Dzisiaj znów gotowałam obiad dla rodziny, ale przyjaciele mojej córki wszystko pochłonęli!
Moja córka, Weronika, to dusza towarzystwa. Jej życzliwość i euforia w naturalny sposób przyciągają ludzi. W naszym domu w Poznaniu zawsze kręci się grono znajomych nie tylko z jej klasy, ale i młodsi, i starsi. Cieszę się, iż jest taka otwarta, ale ostatnio sytuacja wymyka mi się spod kontroli. Jestem bliska łez.
Wszystko zaczęło się, gdy Weronika nabrała nawyku zapraszania kolegów. Zima była sroga, więc nie widziałam problemu, by bawili się w ciasnym, ale ciepłym mieszkaniu. Początkowo częstowała ich herbatą z pierniczkami, puszczała muzykę, wymyślała zabawy. Wzruszała mnie jej gościnność. Teraz jednak przyprowadza zupełnie obcych mi nastolatków, a ich zachowanie odbiera mi mowę.
Kilka dni temu, wracając z pracy, znalazłam w kuchni dwóch chłopaków. Wprost z garnka pochłaniali bigos, który miał starczyć na dwa dni! Nie zostało ani łyżki. Brudne talerze rzucili do zlewu i wyszli bez słowa. Byłam wściekła. Nie mieliśmy już nic na kolację, a ja byłam zbyt zmęczona, by zaczynać gotowanie od nowa.
Próbowałam wytłumaczyć Weronice, iż nie może zapraszać nieznajomych i rozdawać naszego jedzenia.

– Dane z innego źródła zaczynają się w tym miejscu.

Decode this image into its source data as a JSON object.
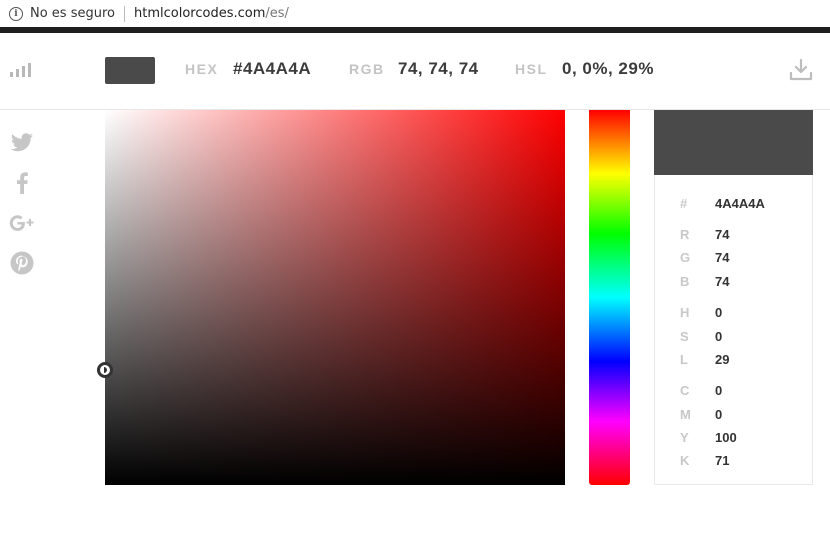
{
  "browser": {
    "security_text": "No es seguro",
    "domain": "htmlcolorcodes.com",
    "path": "/es/"
  },
  "colors": {
    "selected": "#4A4A4A",
    "hue_base": "#FF0000"
  },
  "toolbar": {
    "hex_label": "HEX",
    "hex_value": "#4A4A4A",
    "rgb_label": "RGB",
    "rgb_value": "74, 74, 74",
    "hsl_label": "HSL",
    "hsl_value": "0, 0%, 29%",
    "left_icon": "stats-icon",
    "right_icon": "download-icon"
  },
  "social": [
    "twitter-icon",
    "facebook-icon",
    "google-plus-icon",
    "pinterest-icon"
  ],
  "panel": {
    "rows": [
      {
        "k": "#",
        "v": "4A4A4A"
      },
      {
        "k": "R",
        "v": "74"
      },
      {
        "k": "G",
        "v": "74"
      },
      {
        "k": "B",
        "v": "74"
      },
      {
        "k": "H",
        "v": "0"
      },
      {
        "k": "S",
        "v": "0"
      },
      {
        "k": "L",
        "v": "29"
      },
      {
        "k": "C",
        "v": "0"
      },
      {
        "k": "M",
        "v": "0"
      },
      {
        "k": "Y",
        "v": "100"
      },
      {
        "k": "K",
        "v": "71"
      }
    ]
  }
}
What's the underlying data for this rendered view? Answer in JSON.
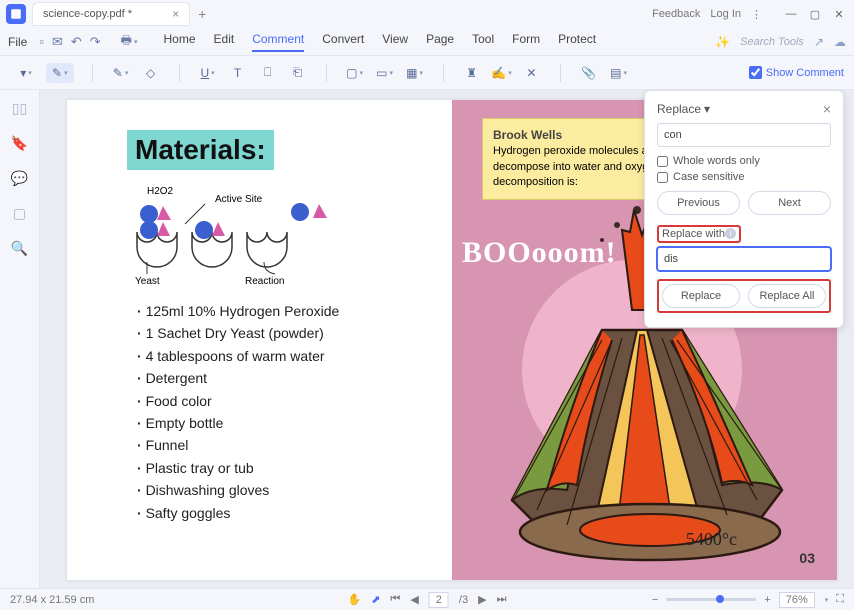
{
  "titlebar": {
    "tab_title": "science-copy.pdf *",
    "feedback": "Feedback",
    "login": "Log In"
  },
  "menubar": {
    "file": "File",
    "items": [
      "Home",
      "Edit",
      "Comment",
      "Convert",
      "View",
      "Page",
      "Tool",
      "Form",
      "Protect"
    ],
    "active_index": 2,
    "search_placeholder": "Search Tools"
  },
  "toolbar": {
    "show_comment": "Show Comment"
  },
  "document": {
    "materials_heading": "Materials:",
    "diagram_labels": {
      "h2o2": "H2O2",
      "active_site": "Active Site",
      "yeast": "Yeast",
      "reaction": "Reaction"
    },
    "materials": [
      "125ml 10% Hydrogen Peroxide",
      "1 Sachet Dry Yeast (powder)",
      "4 tablespoons of warm water",
      "Detergent",
      "Food color",
      "Empty bottle",
      "Funnel",
      "Plastic tray or tub",
      "Dishwashing gloves",
      "Safty goggles"
    ],
    "callout_name": "Brook Wells",
    "callout_text": "Hydrogen peroxide molecules are very unstable as they naturally decompose into water and oxygen. The chemical equation for this decomposition is:",
    "boom_text": "BOOooom!",
    "temperature": "5400°c",
    "page_number": "03"
  },
  "replace_panel": {
    "title": "Replace",
    "search_value": "con",
    "whole_words": "Whole words only",
    "case_sensitive": "Case sensitive",
    "previous": "Previous",
    "next": "Next",
    "replace_with_label": "Replace with",
    "replace_value": "dis",
    "replace": "Replace",
    "replace_all": "Replace All"
  },
  "statusbar": {
    "dimensions": "27.94 x 21.59 cm",
    "page_current": "2",
    "page_total": "/3",
    "zoom": "76%"
  }
}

Ciasteczka, cukierki jeszcze ujdzie. Ale to, co jest w lodówce, jest dla rodziny. Weronika zaczerwieniła się ze złości, nazwała mnie skąpą i trzasnęła drzwiami tak głośno, iż zadźwięczały szyby. Zamknęła się w pokoju i nie chciała ze mną rozmawiać. Czułam się winna, ale co miałam robić?
Nazajutrz ugotowałam ziemniaki i schabowe, zawołałam wszystkich do stołu. Weronika odmówiła i patrzyła na mnie jak na wroga. Przed wyjściem do pracy ostrzegłam: Jedzenia starczy na dwie kolacje, wracam późno, nie liczcie, iż coś ugotuję. A jednak, gdy wróciłam po jedenastej wieczorem, zastałam męża, Krzysztofa, smażącego jajecznicę w opróżnionej kuchni. Znów przyjaciele Weroniki wszystko zjedli. Ona znów się zamknęła, odmawiając wyjaśnień.

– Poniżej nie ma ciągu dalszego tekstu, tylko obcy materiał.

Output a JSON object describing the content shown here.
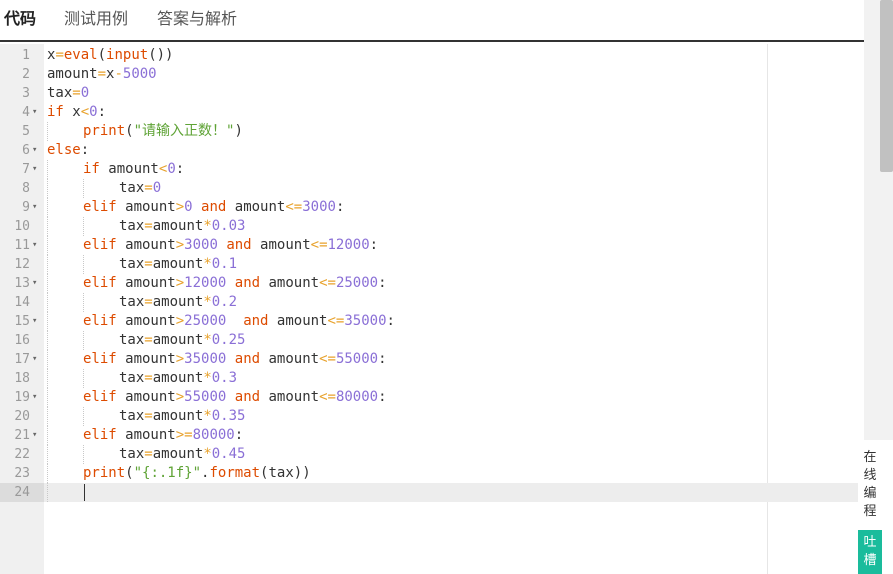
{
  "tabs": [
    {
      "label": "代码",
      "active": true
    },
    {
      "label": "测试用例",
      "active": false
    },
    {
      "label": "答案与解析",
      "active": false
    }
  ],
  "colors": {
    "keyword": "#dd4b00",
    "operator": "#e8a22c",
    "number": "#8a6fd6",
    "string": "#5fa336",
    "builtin": "#dd4b00",
    "text": "#333333",
    "feedback_bg": "#1abc9c"
  },
  "editor": {
    "active_line": 24,
    "lines": [
      {
        "n": "1",
        "fold": false,
        "indent": 0,
        "code": [
          [
            "t",
            "x"
          ],
          [
            "o",
            "="
          ],
          [
            "b",
            "eval"
          ],
          [
            "t",
            "("
          ],
          [
            "b",
            "input"
          ],
          [
            "t",
            "())"
          ]
        ]
      },
      {
        "n": "2",
        "fold": false,
        "indent": 0,
        "code": [
          [
            "t",
            "amount"
          ],
          [
            "o",
            "="
          ],
          [
            "t",
            "x"
          ],
          [
            "o",
            "-"
          ],
          [
            "n",
            "5000"
          ]
        ]
      },
      {
        "n": "3",
        "fold": false,
        "indent": 0,
        "code": [
          [
            "t",
            "tax"
          ],
          [
            "o",
            "="
          ],
          [
            "n",
            "0"
          ]
        ]
      },
      {
        "n": "4",
        "fold": true,
        "indent": 0,
        "code": [
          [
            "k",
            "if"
          ],
          [
            "t",
            " x"
          ],
          [
            "o",
            "<"
          ],
          [
            "n",
            "0"
          ],
          [
            "t",
            ":"
          ]
        ]
      },
      {
        "n": "5",
        "fold": false,
        "indent": 1,
        "code": [
          [
            "b",
            "print"
          ],
          [
            "t",
            "("
          ],
          [
            "s",
            "\"请输入正数！\""
          ],
          [
            "t",
            ")"
          ]
        ]
      },
      {
        "n": "6",
        "fold": true,
        "indent": 0,
        "code": [
          [
            "k",
            "else"
          ],
          [
            "t",
            ":"
          ]
        ]
      },
      {
        "n": "7",
        "fold": true,
        "indent": 1,
        "code": [
          [
            "k",
            "if"
          ],
          [
            "t",
            " amount"
          ],
          [
            "o",
            "<"
          ],
          [
            "n",
            "0"
          ],
          [
            "t",
            ":"
          ]
        ]
      },
      {
        "n": "8",
        "fold": false,
        "indent": 2,
        "code": [
          [
            "t",
            "tax"
          ],
          [
            "o",
            "="
          ],
          [
            "n",
            "0"
          ]
        ]
      },
      {
        "n": "9",
        "fold": true,
        "indent": 1,
        "code": [
          [
            "k",
            "elif"
          ],
          [
            "t",
            " amount"
          ],
          [
            "o",
            ">"
          ],
          [
            "n",
            "0"
          ],
          [
            "t",
            " "
          ],
          [
            "k",
            "and"
          ],
          [
            "t",
            " amount"
          ],
          [
            "o",
            "<="
          ],
          [
            "n",
            "3000"
          ],
          [
            "t",
            ":"
          ]
        ]
      },
      {
        "n": "10",
        "fold": false,
        "indent": 2,
        "code": [
          [
            "t",
            "tax"
          ],
          [
            "o",
            "="
          ],
          [
            "t",
            "amount"
          ],
          [
            "o",
            "*"
          ],
          [
            "n",
            "0.03"
          ]
        ]
      },
      {
        "n": "11",
        "fold": true,
        "indent": 1,
        "code": [
          [
            "k",
            "elif"
          ],
          [
            "t",
            " amount"
          ],
          [
            "o",
            ">"
          ],
          [
            "n",
            "3000"
          ],
          [
            "t",
            " "
          ],
          [
            "k",
            "and"
          ],
          [
            "t",
            " amount"
          ],
          [
            "o",
            "<="
          ],
          [
            "n",
            "12000"
          ],
          [
            "t",
            ":"
          ]
        ]
      },
      {
        "n": "12",
        "fold": false,
        "indent": 2,
        "code": [
          [
            "t",
            "tax"
          ],
          [
            "o",
            "="
          ],
          [
            "t",
            "amount"
          ],
          [
            "o",
            "*"
          ],
          [
            "n",
            "0.1"
          ]
        ]
      },
      {
        "n": "13",
        "fold": true,
        "indent": 1,
        "code": [
          [
            "k",
            "elif"
          ],
          [
            "t",
            " amount"
          ],
          [
            "o",
            ">"
          ],
          [
            "n",
            "12000"
          ],
          [
            "t",
            " "
          ],
          [
            "k",
            "and"
          ],
          [
            "t",
            " amount"
          ],
          [
            "o",
            "<="
          ],
          [
            "n",
            "25000"
          ],
          [
            "t",
            ":"
          ]
        ]
      },
      {
        "n": "14",
        "fold": false,
        "indent": 2,
        "code": [
          [
            "t",
            "tax"
          ],
          [
            "o",
            "="
          ],
          [
            "t",
            "amount"
          ],
          [
            "o",
            "*"
          ],
          [
            "n",
            "0.2"
          ]
        ]
      },
      {
        "n": "15",
        "fold": true,
        "indent": 1,
        "code": [
          [
            "k",
            "elif"
          ],
          [
            "t",
            " amount"
          ],
          [
            "o",
            ">"
          ],
          [
            "n",
            "25000"
          ],
          [
            "t",
            "  "
          ],
          [
            "k",
            "and"
          ],
          [
            "t",
            " amount"
          ],
          [
            "o",
            "<="
          ],
          [
            "n",
            "35000"
          ],
          [
            "t",
            ":"
          ]
        ]
      },
      {
        "n": "16",
        "fold": false,
        "indent": 2,
        "code": [
          [
            "t",
            "tax"
          ],
          [
            "o",
            "="
          ],
          [
            "t",
            "amount"
          ],
          [
            "o",
            "*"
          ],
          [
            "n",
            "0.25"
          ]
        ]
      },
      {
        "n": "17",
        "fold": true,
        "indent": 1,
        "code": [
          [
            "k",
            "elif"
          ],
          [
            "t",
            " amount"
          ],
          [
            "o",
            ">"
          ],
          [
            "n",
            "35000"
          ],
          [
            "t",
            " "
          ],
          [
            "k",
            "and"
          ],
          [
            "t",
            " amount"
          ],
          [
            "o",
            "<="
          ],
          [
            "n",
            "55000"
          ],
          [
            "t",
            ":"
          ]
        ]
      },
      {
        "n": "18",
        "fold": false,
        "indent": 2,
        "code": [
          [
            "t",
            "tax"
          ],
          [
            "o",
            "="
          ],
          [
            "t",
            "amount"
          ],
          [
            "o",
            "*"
          ],
          [
            "n",
            "0.3"
          ]
        ]
      },
      {
        "n": "19",
        "fold": true,
        "indent": 1,
        "code": [
          [
            "k",
            "elif"
          ],
          [
            "t",
            " amount"
          ],
          [
            "o",
            ">"
          ],
          [
            "n",
            "55000"
          ],
          [
            "t",
            " "
          ],
          [
            "k",
            "and"
          ],
          [
            "t",
            " amount"
          ],
          [
            "o",
            "<="
          ],
          [
            "n",
            "80000"
          ],
          [
            "t",
            ":"
          ]
        ]
      },
      {
        "n": "20",
        "fold": false,
        "indent": 2,
        "code": [
          [
            "t",
            "tax"
          ],
          [
            "o",
            "="
          ],
          [
            "t",
            "amount"
          ],
          [
            "o",
            "*"
          ],
          [
            "n",
            "0.35"
          ]
        ]
      },
      {
        "n": "21",
        "fold": true,
        "indent": 1,
        "code": [
          [
            "k",
            "elif"
          ],
          [
            "t",
            " amount"
          ],
          [
            "o",
            ">="
          ],
          [
            "n",
            "80000"
          ],
          [
            "t",
            ":"
          ]
        ]
      },
      {
        "n": "22",
        "fold": false,
        "indent": 2,
        "code": [
          [
            "t",
            "tax"
          ],
          [
            "o",
            "="
          ],
          [
            "t",
            "amount"
          ],
          [
            "o",
            "*"
          ],
          [
            "n",
            "0.45"
          ]
        ]
      },
      {
        "n": "23",
        "fold": false,
        "indent": 1,
        "code": [
          [
            "b",
            "print"
          ],
          [
            "t",
            "("
          ],
          [
            "s",
            "\"{:.1f}\""
          ],
          [
            "t",
            "."
          ],
          [
            "b",
            "format"
          ],
          [
            "t",
            "(tax))"
          ]
        ]
      },
      {
        "n": "24",
        "fold": false,
        "indent": 1,
        "code": []
      }
    ]
  },
  "side": {
    "online_label": [
      "在",
      "线",
      "编",
      "程"
    ],
    "feedback_label": [
      "吐",
      "槽"
    ]
  }
}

Czuję się bezradna. Jak jej to wytłumaczyć? Nie słucha, rzuca absurdalne oskarżenia: Jesteś samolubna, nienawidzisz moich przyjaciół! Czy to przez ten trudny wiek? Czy my, Krzysztof i ja, popełniliśmy błąd? Nie wiem, jak się zachować. Serce mi pęka chcę jej szczęścia, ale nie mogę pozwolić na ten chaos.